连续隐马尔科夫模型在点击欺诈识别中的应用研究
发布时间:2018-05-31 23:01
本文选题:点击欺诈 + 连续隐马尔科夫模型 ; 参考:《上海交通大学》2013年硕士论文
【摘要】:随着搜索引擎关键词广告营销模式的蓬勃发展,欺诈点击行为已经成为困扰广告商和搜索引擎公司的一大难题。对于点击欺诈识别与防治问题的研究也成为国内外学者们关注的焦点。本文分析了搜索引擎在线关键词广告的点击欺诈(click fraud)问题及其行为特征。鉴于关键词广告对应的点击行为模式较为符合隐马尔科夫模型(HMM)的基本前提假设,,本文试图把HMM模型的理论框架应用于点击欺诈识别。 本文的工作主要有: (1)HMM只是一个理论框架模型。
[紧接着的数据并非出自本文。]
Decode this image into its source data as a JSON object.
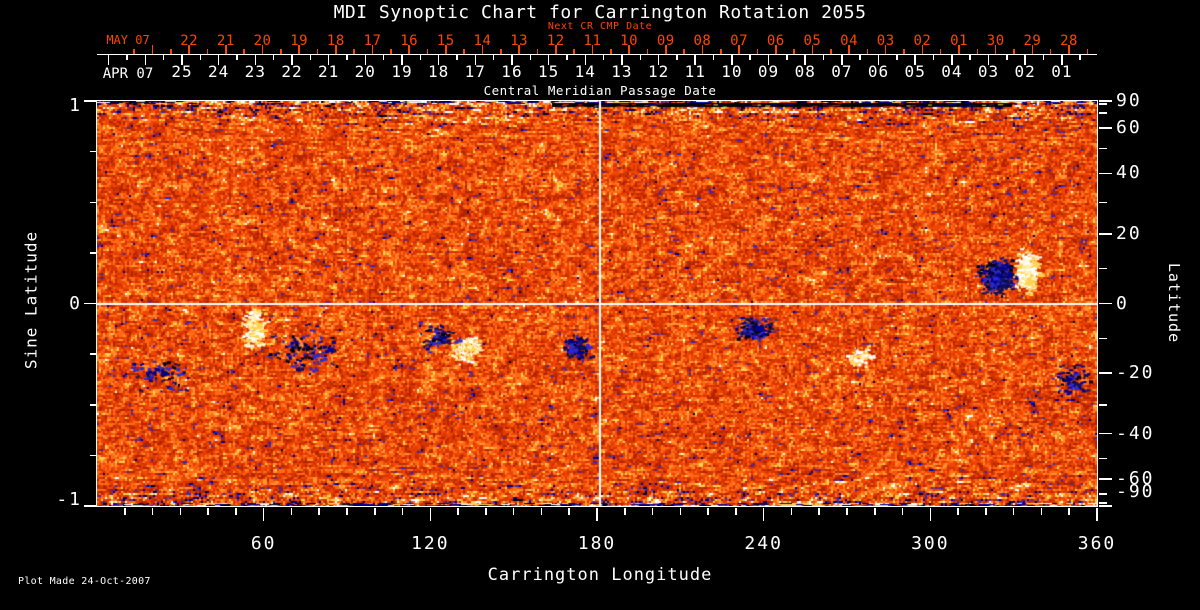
{
  "title": "MDI Synoptic Chart for Carrington Rotation 2055",
  "footer": {
    "plot_made": "Plot Made 24-Oct-2007"
  },
  "colors": {
    "background": "#000000",
    "text": "#ffffff",
    "date_accent": "#ff4500"
  },
  "axes": {
    "top": {
      "next_cr_label": "Next CR CMP Date",
      "cmp_label": "Central Meridian Passage Date",
      "red_month": "MAY 07",
      "red_days": [
        "22",
        "21",
        "20",
        "19",
        "18",
        "17",
        "16",
        "15",
        "14",
        "13",
        "12",
        "11",
        "10",
        "09",
        "08",
        "07",
        "06",
        "05",
        "04",
        "03",
        "02",
        "01",
        "30",
        "29",
        "28"
      ],
      "white_month": "APR 07",
      "white_days": [
        "25",
        "24",
        "23",
        "22",
        "21",
        "20",
        "19",
        "18",
        "17",
        "16",
        "15",
        "14",
        "13",
        "12",
        "11",
        "10",
        "09",
        "08",
        "07",
        "06",
        "05",
        "04",
        "03",
        "02",
        "01"
      ]
    },
    "left": {
      "label": "Sine Latitude",
      "ticks": [
        "1",
        "0",
        "-1"
      ],
      "tick_values": [
        1,
        0,
        -1
      ],
      "minor_values": [
        0.75,
        0.5,
        0.25,
        -0.25,
        -0.5,
        -0.75
      ]
    },
    "right": {
      "label": "Latitude",
      "ticks": [
        "90",
        "60",
        "40",
        "20",
        "0",
        "-20",
        "-40",
        "-60",
        "-90"
      ],
      "tick_values": [
        90,
        60,
        40,
        20,
        0,
        -20,
        -40,
        -60,
        -90
      ],
      "minor_values": [
        80,
        70,
        50,
        30,
        10,
        -10,
        -30,
        -50,
        -70,
        -80
      ]
    },
    "bottom": {
      "label": "Carrington Longitude",
      "ticks": [
        "60",
        "120",
        "180",
        "240",
        "300",
        "360"
      ],
      "tick_values": [
        60,
        120,
        180,
        240,
        300,
        360
      ],
      "minor_step": 10
    }
  },
  "chart_data": {
    "type": "heatmap",
    "title": "MDI Synoptic Chart for Carrington Rotation 2055",
    "xlabel": "Carrington Longitude",
    "ylabel_left": "Sine Latitude",
    "ylabel_right": "Latitude",
    "xlim": [
      0,
      360
    ],
    "ylim_sine_latitude": [
      -1,
      1
    ],
    "x_ticks": [
      60,
      120,
      180,
      240,
      300,
      360
    ],
    "left_ticks_sine": [
      1,
      0,
      -1
    ],
    "right_ticks_latitude_deg": [
      90,
      60,
      40,
      20,
      0,
      -20,
      -40,
      -60,
      -90
    ],
    "grid": "crosshair only",
    "crosshair": {
      "carrington_longitude": 180,
      "sine_latitude": 0
    },
    "cmp_date_axis": {
      "next_rotation_month": "MAY 07",
      "next_rotation_days": [
        "22",
        "21",
        "20",
        "19",
        "18",
        "17",
        "16",
        "15",
        "14",
        "13",
        "12",
        "11",
        "10",
        "09",
        "08",
        "07",
        "06",
        "05",
        "04",
        "03",
        "02",
        "01",
        "30",
        "29",
        "28"
      ],
      "current_rotation_month": "APR 07",
      "current_rotation_days": [
        "25",
        "24",
        "23",
        "22",
        "21",
        "20",
        "19",
        "18",
        "17",
        "16",
        "15",
        "14",
        "13",
        "12",
        "11",
        "10",
        "09",
        "08",
        "07",
        "06",
        "05",
        "04",
        "03",
        "02",
        "01"
      ]
    },
    "palette": {
      "deep_negative": "#000018",
      "navy": "#000090",
      "blue": "#2a2ad0",
      "dark_red": "#b22400",
      "red": "#d63400",
      "base": "#ef4605",
      "orange": "#ff6a14",
      "bright_orange": "#ff9430",
      "yellow": "#ffd24e",
      "white": "#ffffff"
    },
    "noise": {
      "seed": 20550731,
      "polar_band_fraction": 0.1,
      "polar_boost": 1.1
    },
    "features": [
      {
        "name": "plage-left",
        "lon": 56,
        "slat": -0.12,
        "rx_deg": 5,
        "ry_slat": 0.13,
        "polarity": "positive",
        "n": 150
      },
      {
        "name": "speckles-left",
        "lon": 74,
        "slat": -0.23,
        "rx_deg": 16,
        "ry_slat": 0.14,
        "polarity": "negative",
        "n": 85
      },
      {
        "name": "plage-center-left",
        "lon": 132,
        "slat": -0.22,
        "rx_deg": 7,
        "ry_slat": 0.09,
        "polarity": "positive",
        "n": 95
      },
      {
        "name": "speckles-center-left",
        "lon": 122,
        "slat": -0.16,
        "rx_deg": 9,
        "ry_slat": 0.1,
        "polarity": "negative",
        "n": 50
      },
      {
        "name": "speckles-center",
        "lon": 172,
        "slat": -0.21,
        "rx_deg": 6.5,
        "ry_slat": 0.08,
        "polarity": "negative",
        "n": 85
      },
      {
        "name": "speckles-center-right",
        "lon": 236,
        "slat": -0.13,
        "rx_deg": 8,
        "ry_slat": 0.07,
        "polarity": "negative",
        "n": 105
      },
      {
        "name": "plage-right",
        "lon": 274,
        "slat": -0.26,
        "rx_deg": 6,
        "ry_slat": 0.07,
        "polarity": "positive",
        "n": 60
      },
      {
        "name": "active-region-negative",
        "lon": 324,
        "slat": 0.14,
        "rx_deg": 8.5,
        "ry_slat": 0.11,
        "polarity": "negative",
        "n": 270
      },
      {
        "name": "active-region-positive",
        "lon": 334,
        "slat": 0.16,
        "rx_deg": 5,
        "ry_slat": 0.13,
        "polarity": "positive",
        "n": 240
      },
      {
        "name": "speckles-far-right",
        "lon": 351,
        "slat": -0.38,
        "rx_deg": 8,
        "ry_slat": 0.09,
        "polarity": "negative",
        "n": 55
      },
      {
        "name": "speckles-far-left",
        "lon": 22,
        "slat": -0.34,
        "rx_deg": 12,
        "ry_slat": 0.1,
        "polarity": "negative",
        "n": 55
      }
    ]
  }
}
本文对关键词点击的行为模式进行了分析,搭建了针对搜索引擎关键词广告的连续隐马氏模型(CHMM),并创立了欺诈点击行为的识别方法; (2)根据观测数据,训练得到CHMM模型(参数估计),并对该模型的识别效果进行了验证。统计结果表明:CHMM模型对点击欺诈的识别有较高的准确率; (3)讨论了模型中的参数:隐状态数N、序列的长度R、以及阈值大小,选取不同值的情况下,模型的识别准确度。以确定最佳的隐状态数(固定值)和阈值等参数。 (4)由于时间段、突发事件等因素影响,可能导致某一在线关键词广告的点击率明显提升,但是这并不是欺诈点击造成的。本文采用动态的CHMM模型,不断更新用于训练的时间序列数据,以产生新的参数,可以很好的降低这类因素对模型识别准确度的影响。 (5)隐马尔科夫模型(HMM)的参数估计是其应用于识别问题时能否达到较高的准确率的关键。传统的Baum-Welch算法有诸多缺陷,基于SegmentalK-Means(SKM)的训练算法,与Baum-Welch算法相比,不仅可以降低运算的复杂度,收敛速度也较快,而且该算法更侧重于对模型的输出模式进行自动分类识别。因此,对点击欺诈识别问题,SKM算法更有针对性,适用性更强。实证分析也表明,SKM训练算法对于点击欺诈的识别效果更好。此外,本文初步探讨了基于MCMC的Gibbs抽样法的HMM参数估计方法。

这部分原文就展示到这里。